The kids were squealing and giggling as Jake rolled around in the burrito blanket playing steamroller. Jake and I were laughing too, the kids were so funny as they tried to jump and dodge him. They loved it. Then I’d hear Ava yell, “A car’s coming!” with Hyrum’s echo of “Car’s coming!” just as dramatic as hers. And with that they were quickly inside Daddy’s blanket where they all huddled until it passed.

In those moments I was entirely focused on some of my greatest joys, and nothing else could fit. No negativity, sickness, or whatever was so consuming before. I was so happy.

I brought out a pan of orange jello Ava and I made earlier, the kind that is packed with delicious mandarin oranges. The four of us sat together on the trampoline with our forks and blankets, and cleared that whole pan in five minutes flat.

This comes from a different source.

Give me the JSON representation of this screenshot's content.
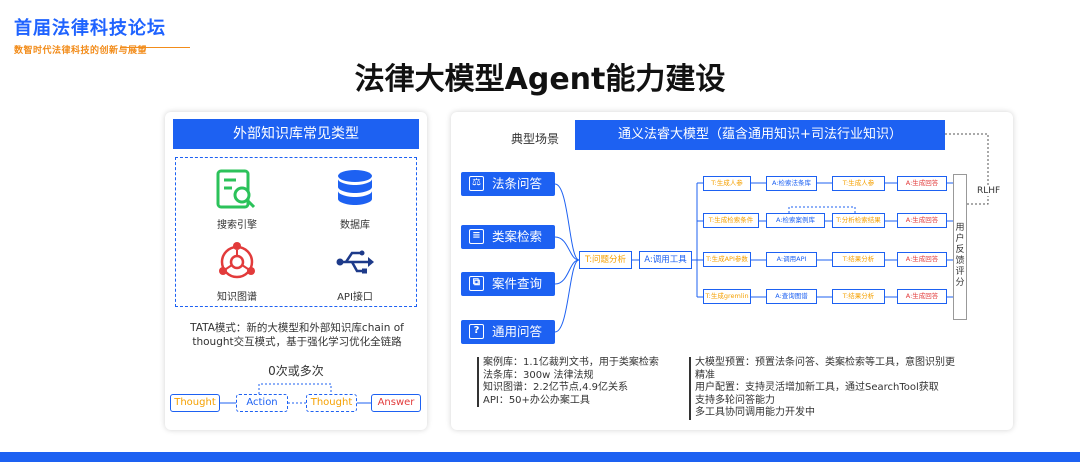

Doesn’t get better than that. #mamanotes

Monday, November 7

I had a painful headache for most of the day today. I was lying in bed at the end of the day with the 15th (or what seemed like it) movie on for the kids in the next room, and called Jake to ask when he would be coming home. I told him how I was feeling and he said he’d come right home. I felt like saying thank you and I love you ten times over to him for saving the day. When he walked in the door I could hear the kids SO happily yell, “Daddy!!” Then it was quiet until a quick, “Rawr!” and little giggles when the kids found his hiding place. I smiled from under my covers, imagining all those happy faces. And I just love hearing his voice when he comes home.

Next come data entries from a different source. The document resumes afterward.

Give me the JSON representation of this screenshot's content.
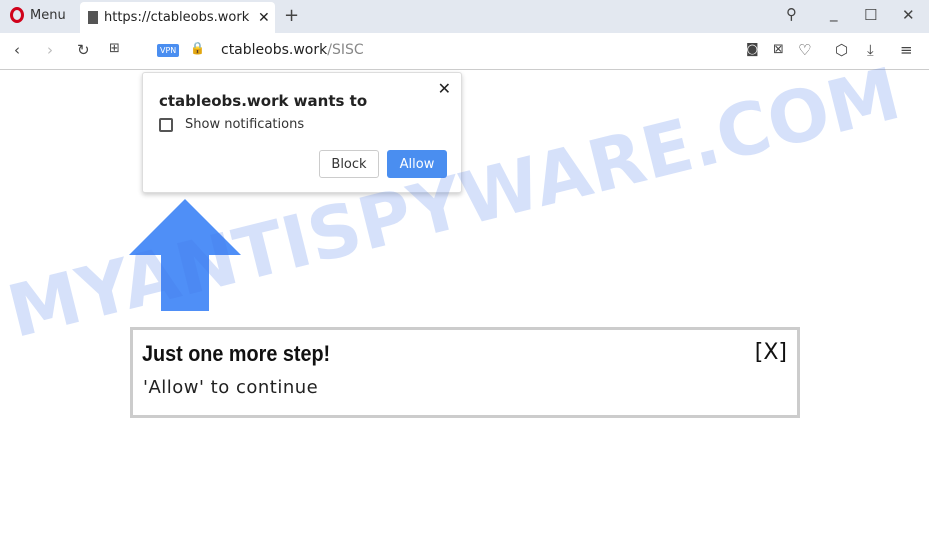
{
  "browser": {
    "menu_label": "Menu",
    "tab_title": "https://ctableobs.work",
    "vpn_label": "VPN",
    "url_host": "ctableobs.work",
    "url_path": "/SISC"
  },
  "permission_popup": {
    "title": "ctableobs.work wants to",
    "permission": "Show notifications",
    "block_label": "Block",
    "allow_label": "Allow"
  },
  "page": {
    "heading": "Just one more step!",
    "message": "'Allow' to continue",
    "close_label": "[X]",
    "watermark": "MYANTISPYWARE.COM"
  },
  "colors": {
    "accent": "#4a8ef0",
    "arrow": "#4f8ff7"
  }
}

It was funny as they made their way upstairs, Jake asked them if they wanted to watch a movie and they both said no without any hesitation. 🙈Haha! That is so rare, Jake and I both laughed. Obviously they had movie overload today… He made a quick run to the gas station for a drink for me, then we whipped up some macaroni and cheese and frozen veggies and went around the table a few times saying things we were thankful for. We have SO MUCH to be thankful for. I was amazed at Ava’s responses. She talked so much about how she loves Heavenly Father’s creations and this beautiful Earth and probably mentioned being grateful for her family at least three times. Hyrum just chomped on his popcicle, but when we asked him if he was grateful for all these things too, he said, “yes,” with that cute lisp of his.

We really have so much to be grateful for.